Conflict-of-interest statement: All the authors report no relevant conflicts of interest for this article.

Figures

Figure 1
Figure 1
The glycocalyx in the physiological state and the diabetic microenvironment. Under normal physiological conditions, endothelial glycocalyx shedding and recovery are in a state of equilibrium, which can form an albumin exclusion barrier on the endothelial surface. However, in the diabetic microenvironment, inflammation, oxidative stress, and other harmful factors can not only directly destroy the glycocalyx but also hydrolyze the glycocalyx by activating the related sheddases, such as heparinase (HPSE), hyaluronidase, matrix metalloproteinases (MMPs), and neuraminidase, resulting in the shedding of a large number of glycocalyx components, leukocyte and platelet adhesion, macrophage infiltration, and microalbuminuria.
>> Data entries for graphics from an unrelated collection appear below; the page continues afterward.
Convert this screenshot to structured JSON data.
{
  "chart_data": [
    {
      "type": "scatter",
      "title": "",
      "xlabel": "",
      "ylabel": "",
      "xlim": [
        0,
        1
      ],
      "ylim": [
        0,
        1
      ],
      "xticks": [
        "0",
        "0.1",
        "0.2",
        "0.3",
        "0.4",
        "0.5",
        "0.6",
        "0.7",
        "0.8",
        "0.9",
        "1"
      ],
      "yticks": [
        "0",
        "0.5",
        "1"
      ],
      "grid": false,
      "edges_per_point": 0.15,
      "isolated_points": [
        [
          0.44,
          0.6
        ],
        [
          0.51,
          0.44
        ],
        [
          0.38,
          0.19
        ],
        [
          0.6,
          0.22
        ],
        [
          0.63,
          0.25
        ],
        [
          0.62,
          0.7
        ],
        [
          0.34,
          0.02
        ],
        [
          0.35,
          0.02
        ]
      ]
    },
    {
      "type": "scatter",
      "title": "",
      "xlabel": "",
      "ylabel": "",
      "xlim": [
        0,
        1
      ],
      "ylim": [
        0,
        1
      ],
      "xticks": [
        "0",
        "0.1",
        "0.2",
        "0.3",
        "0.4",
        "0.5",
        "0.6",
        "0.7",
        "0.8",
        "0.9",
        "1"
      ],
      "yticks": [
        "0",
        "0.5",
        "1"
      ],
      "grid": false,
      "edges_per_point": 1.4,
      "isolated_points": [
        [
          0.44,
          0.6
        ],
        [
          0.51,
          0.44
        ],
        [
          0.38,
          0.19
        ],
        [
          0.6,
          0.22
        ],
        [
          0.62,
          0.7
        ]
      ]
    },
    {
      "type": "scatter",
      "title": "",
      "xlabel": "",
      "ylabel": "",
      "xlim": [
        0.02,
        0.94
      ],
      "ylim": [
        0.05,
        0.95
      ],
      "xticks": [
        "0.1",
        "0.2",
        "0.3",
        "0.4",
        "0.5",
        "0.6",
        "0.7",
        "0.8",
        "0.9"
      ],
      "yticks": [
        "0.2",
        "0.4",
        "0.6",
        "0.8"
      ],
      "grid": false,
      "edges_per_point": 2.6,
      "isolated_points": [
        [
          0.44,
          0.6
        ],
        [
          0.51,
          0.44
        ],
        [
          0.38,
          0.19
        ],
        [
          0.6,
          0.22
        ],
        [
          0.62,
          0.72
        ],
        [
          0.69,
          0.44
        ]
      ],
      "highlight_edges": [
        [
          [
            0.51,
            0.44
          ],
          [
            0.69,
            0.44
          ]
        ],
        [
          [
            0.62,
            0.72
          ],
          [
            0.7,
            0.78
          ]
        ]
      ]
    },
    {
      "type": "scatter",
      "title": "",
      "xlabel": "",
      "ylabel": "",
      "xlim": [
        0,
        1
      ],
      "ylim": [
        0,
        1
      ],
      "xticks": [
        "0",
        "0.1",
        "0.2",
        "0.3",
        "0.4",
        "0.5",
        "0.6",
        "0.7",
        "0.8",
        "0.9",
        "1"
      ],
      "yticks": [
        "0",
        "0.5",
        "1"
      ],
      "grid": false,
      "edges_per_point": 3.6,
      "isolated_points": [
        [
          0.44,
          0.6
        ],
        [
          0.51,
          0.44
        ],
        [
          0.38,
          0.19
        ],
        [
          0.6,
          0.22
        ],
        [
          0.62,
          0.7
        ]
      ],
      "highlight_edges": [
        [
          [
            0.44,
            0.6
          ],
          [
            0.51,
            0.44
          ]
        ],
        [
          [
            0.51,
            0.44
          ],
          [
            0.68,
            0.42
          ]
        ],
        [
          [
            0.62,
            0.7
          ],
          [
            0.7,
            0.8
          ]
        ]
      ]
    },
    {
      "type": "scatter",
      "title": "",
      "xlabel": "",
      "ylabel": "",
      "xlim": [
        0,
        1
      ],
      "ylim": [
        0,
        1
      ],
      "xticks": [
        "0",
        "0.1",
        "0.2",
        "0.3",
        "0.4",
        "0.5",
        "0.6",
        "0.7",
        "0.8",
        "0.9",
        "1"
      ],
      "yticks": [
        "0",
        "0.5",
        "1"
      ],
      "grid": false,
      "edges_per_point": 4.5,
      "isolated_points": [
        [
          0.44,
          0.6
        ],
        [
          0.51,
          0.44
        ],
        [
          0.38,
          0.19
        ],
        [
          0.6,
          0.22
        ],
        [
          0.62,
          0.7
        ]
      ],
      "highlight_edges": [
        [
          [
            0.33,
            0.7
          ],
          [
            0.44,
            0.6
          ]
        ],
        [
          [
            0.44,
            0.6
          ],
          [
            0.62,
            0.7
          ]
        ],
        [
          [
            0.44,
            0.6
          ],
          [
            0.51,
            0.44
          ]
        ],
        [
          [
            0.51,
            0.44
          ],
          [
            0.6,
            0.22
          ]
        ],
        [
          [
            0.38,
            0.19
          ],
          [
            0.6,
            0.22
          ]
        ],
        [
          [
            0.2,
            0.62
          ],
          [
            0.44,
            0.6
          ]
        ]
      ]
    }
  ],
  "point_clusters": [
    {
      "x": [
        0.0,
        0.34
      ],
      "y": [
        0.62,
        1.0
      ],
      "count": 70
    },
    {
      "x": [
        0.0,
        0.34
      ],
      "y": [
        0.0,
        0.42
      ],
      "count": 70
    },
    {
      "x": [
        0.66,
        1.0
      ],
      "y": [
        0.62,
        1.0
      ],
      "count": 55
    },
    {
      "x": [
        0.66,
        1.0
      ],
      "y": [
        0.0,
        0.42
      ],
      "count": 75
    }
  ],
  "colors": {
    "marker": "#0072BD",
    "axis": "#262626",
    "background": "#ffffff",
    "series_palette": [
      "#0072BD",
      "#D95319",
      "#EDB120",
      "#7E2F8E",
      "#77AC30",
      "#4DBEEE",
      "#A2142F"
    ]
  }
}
In addition, the interaction between podocytes and endothelial cells plays a vital role in glycocalyx degradation. For example, the production of vascular endothelial growth factor A165 (VEGF-A165) by podocytes acts on VEGF receptor 2 (VEGER2) in endothelial cells to induce the production of MMPs. Angiopoietin-2 (Ang-2) acts on Tie2 to increase the expression of HPSE, and Ang-2 also upregulates VEGF-A165 to degrade the glycocalyx further. In addition, there is an interaction between Tie2 and VEGER2. Endothelin-1 acts on endothelial cells Ednra to produce reactive oxygen species; it also acts on Ednra/Ednrb in podocytes to induce the production of HPSE to degrade the glycocalyx. HA: Hyaluronic acid; CS: Chondroitin sulfate; HS: Heparin sulfate; SA: Sialic acids; HPSE: Heparinase; MMPs: Matrix metalloproteinases; HYAL: Hyaluronidase; NEU: Neuraminidase; ROS: Reactive oxygen species; VEGF-A165: Vascular endothelial growth factor A165; VEGFR-2: Vascular endothelial growth factor receptor 2; ET-1: Endothelin-1; Ednra: Endothelin receptor type A; Ednrb: Endothelin receptor type B; Ang-2: Angiopoietin-2; SOD: Superoxide dismutase; AT III: Antithrombin III; ICAM: Intercellular adhesion molecule; VCAM: Vascular cell adhesion molecule; EG: Endothelial glycocalyx; GBM: Glomerular basement membrane; ESL: Endothelial surface layer; SD: Slit diaphragm.